The model development cohort (n = 20 000: training, 16 000; validation 2000; testing, 2000) included 10 000 patients with HF and 10 000 without HF who were matched by age, sex, race, inpatient/outpatient status, hospital, and encounter date (within 60 days). HF status was ascertained by manual chart reviews in VA's External Peer Review Program for HF (EPRP-HF) and non-HF status was ascertained by the absence of ICD codes for HF in VA EHR. Two clinicians annotated 1000 random snippets with HF-related keywords and labelled 436 as HF, which was then used to train and test a natural language processing (NLP) model to classify HF (positive predictive value or PPV, 0.81; sensitivity, 0.77). A machine learning (ML) model using linear support vector machine architecture was trained and tested to classify HF using EPRP-HF as cases (PPV, 0.86; sensitivity, 0.86).
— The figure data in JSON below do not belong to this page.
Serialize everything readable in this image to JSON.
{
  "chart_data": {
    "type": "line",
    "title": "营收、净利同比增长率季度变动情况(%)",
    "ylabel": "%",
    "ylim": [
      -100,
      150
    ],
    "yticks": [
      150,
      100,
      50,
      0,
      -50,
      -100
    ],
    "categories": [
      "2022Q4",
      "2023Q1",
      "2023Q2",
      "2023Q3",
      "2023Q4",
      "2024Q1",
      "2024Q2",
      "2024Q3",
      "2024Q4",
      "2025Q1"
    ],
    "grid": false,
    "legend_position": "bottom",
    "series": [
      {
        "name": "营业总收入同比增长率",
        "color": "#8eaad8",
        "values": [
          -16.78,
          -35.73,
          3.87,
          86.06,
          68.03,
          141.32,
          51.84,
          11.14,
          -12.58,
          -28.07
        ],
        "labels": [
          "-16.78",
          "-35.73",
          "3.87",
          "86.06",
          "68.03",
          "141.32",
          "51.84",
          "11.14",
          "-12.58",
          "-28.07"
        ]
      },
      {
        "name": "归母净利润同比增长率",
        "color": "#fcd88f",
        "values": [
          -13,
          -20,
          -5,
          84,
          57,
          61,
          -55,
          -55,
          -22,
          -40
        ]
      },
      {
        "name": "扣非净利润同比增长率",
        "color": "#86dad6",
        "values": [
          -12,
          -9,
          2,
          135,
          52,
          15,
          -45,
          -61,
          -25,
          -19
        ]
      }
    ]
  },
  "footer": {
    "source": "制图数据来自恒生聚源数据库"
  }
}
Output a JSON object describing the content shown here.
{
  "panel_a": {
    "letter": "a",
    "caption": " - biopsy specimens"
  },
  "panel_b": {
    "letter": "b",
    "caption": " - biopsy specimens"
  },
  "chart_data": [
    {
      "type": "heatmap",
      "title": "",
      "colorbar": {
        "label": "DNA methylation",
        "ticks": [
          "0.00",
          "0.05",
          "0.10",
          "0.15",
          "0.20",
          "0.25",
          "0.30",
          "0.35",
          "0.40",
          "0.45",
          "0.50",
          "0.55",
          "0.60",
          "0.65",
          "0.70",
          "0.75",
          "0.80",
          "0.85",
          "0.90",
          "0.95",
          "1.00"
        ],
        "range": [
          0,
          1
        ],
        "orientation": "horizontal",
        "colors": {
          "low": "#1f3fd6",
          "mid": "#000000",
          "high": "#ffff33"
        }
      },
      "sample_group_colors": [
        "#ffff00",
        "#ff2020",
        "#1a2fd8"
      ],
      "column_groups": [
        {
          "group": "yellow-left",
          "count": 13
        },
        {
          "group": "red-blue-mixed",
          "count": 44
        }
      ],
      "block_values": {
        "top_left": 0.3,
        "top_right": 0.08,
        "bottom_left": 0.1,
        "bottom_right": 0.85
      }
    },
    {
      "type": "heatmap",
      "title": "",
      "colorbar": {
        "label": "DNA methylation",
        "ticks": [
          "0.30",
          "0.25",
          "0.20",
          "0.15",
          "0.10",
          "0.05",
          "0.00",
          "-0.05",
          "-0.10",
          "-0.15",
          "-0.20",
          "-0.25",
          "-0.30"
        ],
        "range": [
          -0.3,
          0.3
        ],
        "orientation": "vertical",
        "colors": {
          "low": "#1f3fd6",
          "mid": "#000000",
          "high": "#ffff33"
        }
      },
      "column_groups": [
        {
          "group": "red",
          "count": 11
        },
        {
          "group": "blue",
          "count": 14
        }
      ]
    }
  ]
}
From the 'HF ICD-code universe', we randomly selected 200 patients (gold standard cohort) and two clinicians manually adjudicated HF (gold standard HF) in 145 of those patients by chart reviews. We calculated NLP, ML, and NLP + ML scores and used weighted F scores to derive their optimal threshold values for HF classification, which resulted in PPVs of 0.83, 0.77, and 0.85 and sensitivities of 0.86, 0.88, and 0.83, respectively. HF patients classified by the NLP + ML model were characteristically and prognostically similar to those with gold standard HF. All three models performed better than ICD code approaches: one principal hospital discharge diagnosis code for HF (PPV, 0.97; sensitivity, 0.21) or two primary outpatient encounter diagnosis codes for HF (PPV, 0.88; sensitivity, 0.54).
These findings suggest that NLP and ML models are efficient AI tools to phenotype HF in big EHR data to create contemporary HF registries for clinical studies of effectiveness, quality improvement, and hypothesis generation.
心力衰竭(HF)是一种没有明确诊断测试的临床综合征。HF 登记处通常基于对使用国际疾病分类(ICD)代码识别的住院 HF 患者的病历进行人工审查。然而,大多数 HF 患者没有住院,并且对大型电子健康记录(EHR)数据进行人工审查是不切实际的。美国退伍军人事务部(VA)拥有全美最大的综合医疗体系,据估计,其 EHR 中有 150 万患者有 HF 的 ICD 代码(HF ICD 代码宇宙)。我们研究的目的是开发人工智能(AI)模型来对这些患者进行 HF 表型分析。
模型开发队列(n=20000:训练,16000;验证 2000;测试 2000)包括 10000 名 HF 患者和 10000 名非 HF 患者,他们通过年龄、性别、种族、住院/门诊状态、医院和就诊日期(在 60 天内)进行匹配。HF 状态通过 VA 的外部同行审查计划进行 HF(EPRP-HF)的人工图表审查来确定,而非 HF 状态通过 VA EHR 中 HF 的 ICD 代码缺失来确定。两名临床医生对 1000 个随机片段进行了 HF 相关关键字注释,并将 436 个标记为 HF,然后使用这些数据来训练和测试自然语言处理(NLP)模型以对 HF 进行分类(阳性预测值或 PPV,0.81;灵敏度,0.77)。使用线性支持向量机架构的机器学习(ML)模型用于使用 EPRP-HF 作为病例来对 HF 进行分类(PPV,0.86;灵敏度,0.86)。从“HF ICD 代码宇宙”中,我们随机选择了 200 名患者(黄金标准队列),并让两名临床医生通过图表审查对其中 145 名患者的 HF 进行手动裁决(黄金标准 HF)。我们计算了 NLP、ML 和 NLP+ML 分数,并使用加权 F 分数得出它们对 HF 分类的最佳阈值,从而分别得到 0.83、0.77 和 0.85 的 PPV 和 0.86、0.88 和 0.83 的灵敏度。使用 NLP+ML 模型分类的 HF 患者在特征和预后方面与具有黄金标准 HF 的患者相似。所有三种模型的表现均优于 ICD 代码方法:HF 的一个主要住院诊断代码(PPV,0.97;灵敏度,0.21)或两个主要门诊就诊诊断代码(PPV,0.88;灵敏度,0.54)。
这些发现表明,NLP 和 ML 模型是在大型 EHR 数据中对 HF 进行表型分析的有效 AI 工具,可用于创建当代 HF 登记处,以进行有效性、质量改进和假设生成的临床研究。